Hanno delle retribuzioni importanti, ma non è quello il tema. Il tema è che forse il parlamentare, oggi come oggi, conta molto meno rispetto al passato. E secondo me il parlamentare guadagna di più rispetto ad un sindaco. Oppure un membro del Governo non parlamentare non guadagna come il parlamentare. Ci sono una serie di situazioni che effettivamente varrebbe la pena sottolineare.

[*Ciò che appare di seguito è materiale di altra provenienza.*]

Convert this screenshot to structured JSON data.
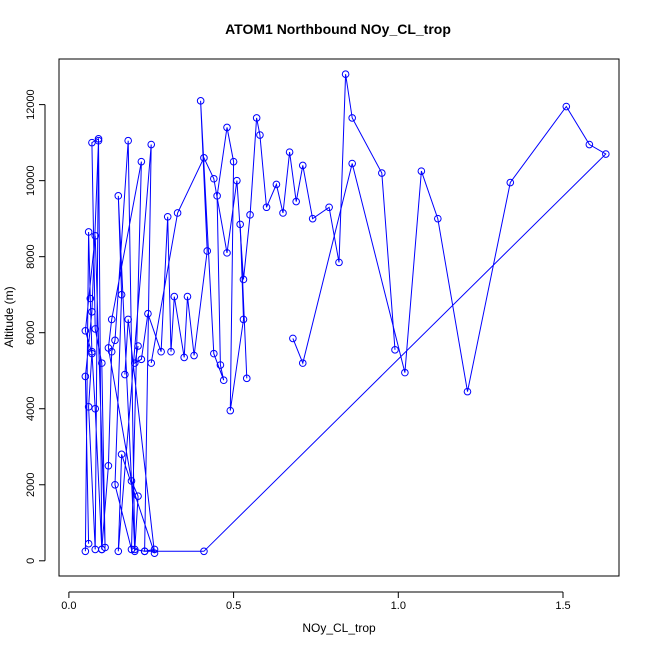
{
  "chart_data": {
    "type": "line",
    "title": "ATOM1 Northbound NOy_CL_trop",
    "xlabel": "NOy_CL_trop",
    "ylabel": "Altitude (m)",
    "xlim": [
      -0.03,
      1.67
    ],
    "ylim": [
      -400,
      13200
    ],
    "xticks": [
      "0.0",
      "0.5",
      "1.0",
      "1.5"
    ],
    "xtick_values": [
      0,
      0.5,
      1.0,
      1.5
    ],
    "yticks": [
      "0",
      "2000",
      "4000",
      "6000",
      "8000",
      "10000",
      "12000"
    ],
    "ytick_values": [
      0,
      2000,
      4000,
      6000,
      8000,
      10000,
      12000
    ],
    "series_color": "#0000FF",
    "markers": "open-circle",
    "grid": false,
    "series": [
      {
        "x": [
          0.05,
          0.06,
          0.065,
          0.07,
          0.08,
          0.1,
          0.09,
          0.07,
          0.08,
          0.1,
          0.11,
          0.08,
          0.05,
          0.07,
          0.06,
          0.08,
          0.09,
          0.07,
          0.05,
          0.06
        ],
        "y": [
          250,
          8650,
          6900,
          5500,
          4000,
          300,
          11100,
          11000,
          6100,
          5200,
          350,
          8550,
          6050,
          5450,
          4050,
          300,
          11050,
          6550,
          4850,
          450
        ]
      },
      {
        "x": [
          0.1,
          0.12,
          0.13,
          0.14,
          0.18,
          0.2,
          0.15,
          0.16,
          0.14,
          0.19,
          0.22,
          0.13,
          0.12,
          0.19,
          0.21,
          0.2,
          0.23,
          0.25,
          0.15,
          0.16,
          0.26,
          0.18,
          0.17
        ],
        "y": [
          300,
          2500,
          5500,
          5800,
          11050,
          250,
          9600,
          7000,
          2000,
          300,
          10500,
          6350,
          5600,
          2100,
          1700,
          300,
          250,
          10950,
          250,
          2800,
          200,
          6350,
          4900
        ]
      },
      {
        "x": [
          0.21,
          0.2,
          0.22,
          0.24,
          0.28,
          0.3,
          0.31,
          0.32,
          0.35,
          0.36,
          0.38,
          0.42,
          0.4,
          0.44,
          0.47,
          0.46,
          0.45,
          0.48,
          0.5,
          0.49,
          0.53,
          0.52,
          0.54
        ],
        "y": [
          5650,
          5200,
          5300,
          6500,
          5500,
          9050,
          5500,
          6950,
          5350,
          6950,
          5400,
          8150,
          12100,
          5450,
          4750,
          5150,
          9600,
          11400,
          10500,
          3950,
          6350,
          8850,
          4800
        ]
      },
      {
        "x": [
          0.25,
          0.33,
          0.41,
          0.44,
          0.48,
          0.51,
          0.53,
          0.55,
          0.57,
          0.58,
          0.6,
          0.63,
          0.65,
          0.67,
          0.69,
          0.71,
          0.74,
          0.79,
          0.82,
          0.84,
          0.86,
          0.95,
          0.99
        ],
        "y": [
          5200,
          9150,
          10600,
          10050,
          8100,
          10000,
          7400,
          9100,
          11650,
          11200,
          9300,
          9900,
          9150,
          10750,
          9450,
          10400,
          9000,
          9300,
          7850,
          12800,
          11650,
          10200,
          5550
        ]
      },
      {
        "x": [
          0.68,
          0.71,
          0.86,
          1.02,
          1.07,
          1.12,
          1.21,
          1.34,
          1.51,
          1.58,
          1.63,
          0.41,
          0.23,
          0.26
        ],
        "y": [
          5850,
          5200,
          10450,
          4950,
          10250,
          9000,
          4450,
          9950,
          11950,
          10950,
          10700,
          250,
          250,
          300
        ]
      }
    ]
  }
}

A uno come Fassino poi, replica Paolo Cirino Pomicino, il quale dice che il parlamentare si dovrebbe vestire in giacca e cravatta perché “deve avere un atteggiamento e un abbigliamento consono alle istituzioni”. E dovrebbe poi andare in giro con l’auto blu, perché anche questo farebbe parte un po’ dell’apparire e dell’essere un membro delle istituzioni, come se il valore di queste si rispecchiasse nella giacca e la cravatta piuttosto che nella scarpa elegante e non in quella da tennis.
Fassino e Pomicino almeno hanno il merito, strano, di metterci la faccia, ma forse perché sono ormai in uno stato di incoscienza totale.
Però chi pensa davvero che questi pensieri non siano i problemi, allora non ha capito un tubo di quello che sta accadendo nel Paese.

Fassino sventola la busta paga per dire “basta con il populismo”. Ma attento, caro Fassino: tu nei decenni passati le tensioni le hai viste materializzarsi con una grammatica e con delle parole decisamente diverse da quelle che ti infastidiscono e che definisci “populismo”.
Perché in quegli anni la rabbia sociale, la rabbia contro chi rappresentava anche le istituzioni, la rabbia contro i padroni, si è palesata addirittura con una lotta armata, fuori dai cancelli e dentro il partito che lui frequentava: il Partito Comunista.
C’era chi diceva che “sono terroristi, erano compagni che sbagliavano”, salvo poi alla fine capire il senso idiota di quella frase.
Perché il senso idiota, o meglio l’idiozia di quella frase, stava nel tentare di costruire un elemento di congiunzione tra la predicazione folle, fanatica del terrorismo, con l’esigenza di una lotta di classe.

In quegli anni, tra l’altro, fuori dai cancelli, gli operai, strizzavano un po’ l’occhio a quei protagonisti di quella stagione.
Quindi stai attento oggi, caro Fassino, quando parli di queste cose. Lo dico perché siamo in una fase drammatica.
Siamo in una fase in cui qualcuno continua a sobillare per tentare di resistere nel suo status politico: questo vale anche per Conte.
Sta difendendo il reddito di cittadinanza non perché sia giusto in sé, ma perché gli ha permesso di resistere sulla scena politica.
Ma il reddito di cittadinanza era sbagliato, così come oggi. Era un reddito di cittadinanza che stava ripetendo gli errori della cassa integrazione pagata per decenni. Dallo Stato agli operai della Fiat, senza andare a guardare che quegli operai della Fiat ormai avevano un secondo lavoro, lavoravano in nero e quant’altro. Il reddito si era messo su un binario sbagliato, diseducativo e irresponsabile: era giusto cambiarlo. Lo diciamo ai Fassino, ai Conte: state attenti, perché questa è una fase delicata.